Could a fake commute be just the thing we need to get out of a work from home rut? One Londoner has been trying it, and it’s had an unexpected effect on her mental health.
One of the best things about working from home is no commute, right? No more packed bus or stressful Tube journey squashed into someone’s else’s armpit, no being forced to listen to second hand James Morrison from someone’s else headphones, or inhaling an unholy amount of a fellow passenger’s Lynx Africa. No one misses that, but what about the more pleasant aspects of traveling to and from work that have ceased now that our kitchen tables are our offices?
For many cyclists, walkers and runners, the daily commute is a chance to exercise and unwind. It provides a precious window of time to prepare for, or shake off the working day. For some of us, after months of working from home, ruts have formed and new habits have become entrenched. Plus, it’s hard to motivate yourself to get up, shower, make breakfast, get dressed when slouching towards your laptop in your pjs is often the more appealing option.
One young Londoner, Hannah Coorg, 28, has been taking a novel approach now that the city is in the Tier 2 level of restrictions.
Based in Brixton, and working from home (as Stylist’s Business Development Director in Commerce) since lockdown began in March, Hannah has begun to do what she calls a ‘fake commute’.
Once lockdown begun, like many of us, Hannah, who flat shares with a friend found herself living and working in a small space – with the kitchen table doubling as a desk.
Pre Covid-19 Hannah enjoyed her morning routine – get up, shower, apply make up, get dressed and head off to work. She is also a keen runner so that would often form part of her morning too.
But, after lockdown she found herself feeling “a bit lazy.” Then the idea for a fake commute struck.
“I love to be active. When Covid first started I let myself go a little! I thought I need to do something in the mornings to make me feel awake. I felt I was going in a circle. I was getting up every morning, going to the other room, doing my work, making food, then going to bed. It felt like a cycle of just walking round my house, so I wanted to break that pattern.”
Two weeks ago after staying over at her boyfriend’s in east London, Hannah walked from his to hers and realised how much she missed the feeling. “It’s that sense of change of scenery. I know people do just go for walks in the morning but I thought ‘what if I fully think about getting ready fo work and get up walk for about 45 mins to an hour? I even pack my bag like I’m leaving for the day!” (This is something that lots of Instagrammers have been bemused by watching Hannah document her commutes on Insta stories).
“In a weird way in puts me a different frame of mind. I do everything I normally do on a commute – I listen to a playlist, I use that time to come into my own and settle before work.”

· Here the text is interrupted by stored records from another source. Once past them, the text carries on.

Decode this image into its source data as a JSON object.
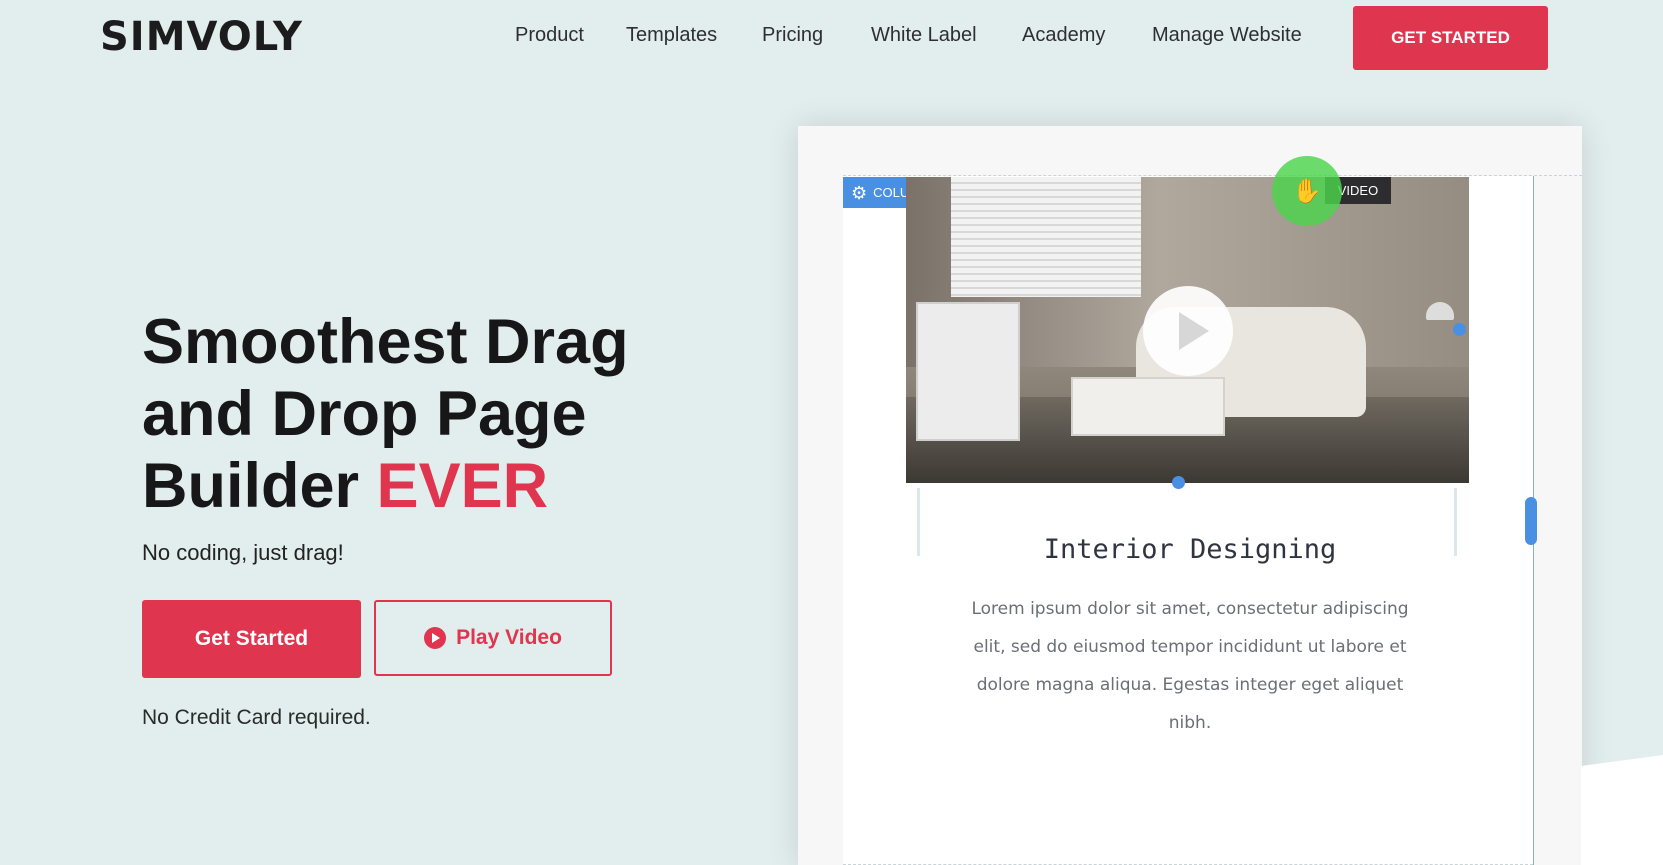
{
  "brand": {
    "logo_text": "SIMVOLY"
  },
  "nav": {
    "items": [
      {
        "label": "Product"
      },
      {
        "label": "Templates"
      },
      {
        "label": "Pricing"
      },
      {
        "label": "White Label"
      },
      {
        "label": "Academy"
      },
      {
        "label": "Manage Website"
      }
    ],
    "cta_label": "GET STARTED"
  },
  "hero": {
    "title_line1": "Smoothest Drag",
    "title_line2": "and Drop Page",
    "title_line3_plain": "Builder",
    "title_line3_accent": "EVER",
    "subtitle": "No coding, just drag!",
    "primary_cta": "Get Started",
    "secondary_cta": "Play Video",
    "note": "No Credit Card required."
  },
  "builder": {
    "column_tag": "COLUMN",
    "video_tag": "VIDEO",
    "card_title": "Interior Designing",
    "card_body": "Lorem ipsum dolor sit amet, consectetur adipiscing elit, sed do eiusmod tempor incididunt ut labore et dolore magna aliqua. Egestas integer eget aliquet nibh."
  },
  "icons": {
    "column_settings": "gear-icon",
    "play_small": "play-icon",
    "play_large": "play-icon",
    "drag_cursor": "hand-cursor-icon"
  },
  "colors": {
    "accent": "#e0354f",
    "page_bg": "#e2eded",
    "selection_blue": "#4a90e2",
    "drag_green": "#4cd44c"
  }
}
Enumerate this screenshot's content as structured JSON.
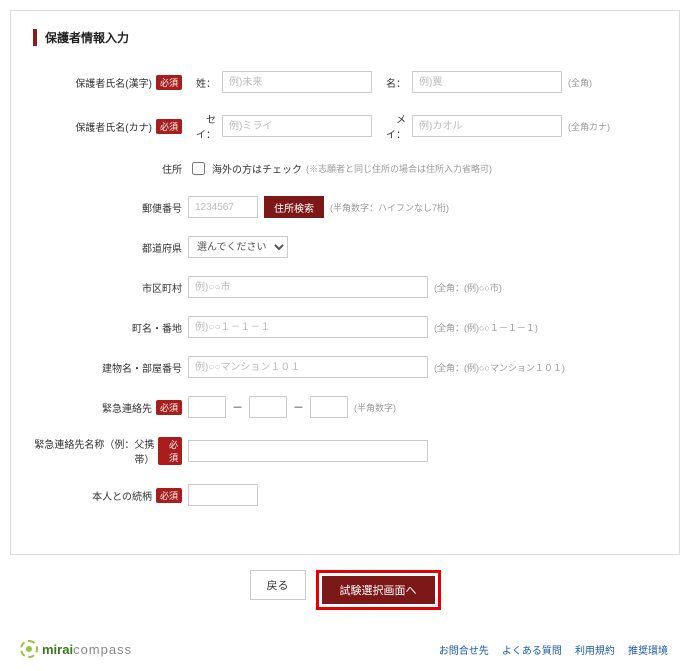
{
  "section_title": "保護者情報入力",
  "required_badge": "必須",
  "rows": {
    "name_kanji": {
      "label": "保護者氏名(漢字)",
      "sei_label": "姓：",
      "mei_label": "名：",
      "sei_ph": "例)未来",
      "mei_ph": "例)翼",
      "hint": "(全角)"
    },
    "name_kana": {
      "label": "保護者氏名(カナ)",
      "sei_label": "セイ：",
      "mei_label": "メイ：",
      "sei_ph": "例)ミライ",
      "mei_ph": "例)カオル",
      "hint": "(全角カナ)"
    },
    "address": {
      "label": "住所",
      "checkbox_label": "海外の方はチェック",
      "checkbox_hint": "(※志願者と同じ住所の場合は住所入力省略可)"
    },
    "zip": {
      "label": "郵便番号",
      "ph": "1234567",
      "btn": "住所検索",
      "hint": "(半角数字：ハイフンなし7桁)"
    },
    "pref": {
      "label": "都道府県",
      "option": "選んでください"
    },
    "city": {
      "label": "市区町村",
      "ph": "例)○○市",
      "hint": "(全角：(例)○○市)"
    },
    "town": {
      "label": "町名・番地",
      "ph": "例)○○１－１－１",
      "hint": "(全角：(例)○○１－１－１)"
    },
    "bldg": {
      "label": "建物名・部屋番号",
      "ph": "例)○○マンション１０１",
      "hint": "(全角：(例)○○マンション１０１)"
    },
    "tel": {
      "label": "緊急連絡先",
      "sep": "－",
      "hint": "(半角数字)"
    },
    "tel_name": {
      "label": "緊急連絡先名称（例：父携帯）"
    },
    "relation": {
      "label": "本人との続柄"
    }
  },
  "buttons": {
    "back": "戻る",
    "next": "試験選択画面へ"
  },
  "logo": {
    "bold": "mirai",
    "rest": "compass"
  },
  "footer_links": [
    "お問合せ先",
    "よくある質問",
    "利用規約",
    "推奨環境"
  ]
}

There is method (and purpose) to the madness. “I set up my desk the night before and I open my laptop so when I come in from my ‘commute’ everything is laid out.”

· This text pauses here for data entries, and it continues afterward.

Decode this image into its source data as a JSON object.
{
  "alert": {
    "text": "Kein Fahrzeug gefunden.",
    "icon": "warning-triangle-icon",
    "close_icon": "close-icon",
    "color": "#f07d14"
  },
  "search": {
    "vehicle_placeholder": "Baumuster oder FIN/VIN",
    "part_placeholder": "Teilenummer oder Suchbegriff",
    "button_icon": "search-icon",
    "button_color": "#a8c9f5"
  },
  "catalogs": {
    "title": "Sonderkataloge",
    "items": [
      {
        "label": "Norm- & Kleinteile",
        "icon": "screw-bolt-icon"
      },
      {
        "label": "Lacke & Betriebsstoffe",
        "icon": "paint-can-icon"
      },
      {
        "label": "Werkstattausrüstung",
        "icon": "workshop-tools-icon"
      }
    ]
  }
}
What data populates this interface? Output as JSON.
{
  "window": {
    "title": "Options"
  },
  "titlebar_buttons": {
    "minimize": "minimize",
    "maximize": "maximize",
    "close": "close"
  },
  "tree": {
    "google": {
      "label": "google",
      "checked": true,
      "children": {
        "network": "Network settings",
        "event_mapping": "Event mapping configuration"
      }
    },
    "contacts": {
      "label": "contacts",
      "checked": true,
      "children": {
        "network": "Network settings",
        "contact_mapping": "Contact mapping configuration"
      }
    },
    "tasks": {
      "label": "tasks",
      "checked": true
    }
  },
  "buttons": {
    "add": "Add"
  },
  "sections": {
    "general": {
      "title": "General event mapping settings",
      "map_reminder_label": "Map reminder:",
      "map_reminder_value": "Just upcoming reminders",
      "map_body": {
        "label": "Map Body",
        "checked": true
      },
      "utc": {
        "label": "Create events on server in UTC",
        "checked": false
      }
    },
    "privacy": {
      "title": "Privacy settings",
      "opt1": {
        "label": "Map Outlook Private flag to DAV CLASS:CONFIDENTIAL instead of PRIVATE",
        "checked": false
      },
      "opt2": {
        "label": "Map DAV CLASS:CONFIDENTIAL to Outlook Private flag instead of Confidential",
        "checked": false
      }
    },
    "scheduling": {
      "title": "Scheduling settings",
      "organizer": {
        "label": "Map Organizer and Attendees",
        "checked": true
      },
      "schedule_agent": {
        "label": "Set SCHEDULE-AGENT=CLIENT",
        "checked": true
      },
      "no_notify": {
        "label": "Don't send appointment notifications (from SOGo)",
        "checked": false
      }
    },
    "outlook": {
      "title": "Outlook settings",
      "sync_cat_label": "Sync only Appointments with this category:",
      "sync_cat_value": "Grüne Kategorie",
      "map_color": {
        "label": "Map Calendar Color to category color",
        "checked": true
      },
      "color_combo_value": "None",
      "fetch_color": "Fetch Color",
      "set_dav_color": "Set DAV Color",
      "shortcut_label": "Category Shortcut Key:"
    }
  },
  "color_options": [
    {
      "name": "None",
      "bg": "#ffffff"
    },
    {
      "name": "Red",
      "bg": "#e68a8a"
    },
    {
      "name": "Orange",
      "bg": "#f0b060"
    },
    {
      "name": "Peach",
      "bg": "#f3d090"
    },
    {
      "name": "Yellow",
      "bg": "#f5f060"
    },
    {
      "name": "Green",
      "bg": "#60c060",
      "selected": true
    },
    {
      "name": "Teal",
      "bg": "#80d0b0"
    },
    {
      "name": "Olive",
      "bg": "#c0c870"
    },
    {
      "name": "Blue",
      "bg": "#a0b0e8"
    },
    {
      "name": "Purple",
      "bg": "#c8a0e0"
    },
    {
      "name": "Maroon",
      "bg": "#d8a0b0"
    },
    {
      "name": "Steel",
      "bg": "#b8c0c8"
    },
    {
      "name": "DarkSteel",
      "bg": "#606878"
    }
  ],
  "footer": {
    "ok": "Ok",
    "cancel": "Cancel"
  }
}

Like many others who are now WFH veterans, Hannah misses the small talk with colleagues in the morning, but her commute is a way to punctuate the day and add structure – and it’s clearly working for her.
“What I found is that feeling that I have to go out in the morning has been mentally really helpful for me. It’s not technically a change of scenery but it does set me up from the day and I have the rhythm of arriving to work.”
Has her fake commute ever caused her to be late like so many real commuter journeys? “It actually has! And I’m such a punctual person but last week I was ten minutes late.” For once, we can’t blame the trains for that.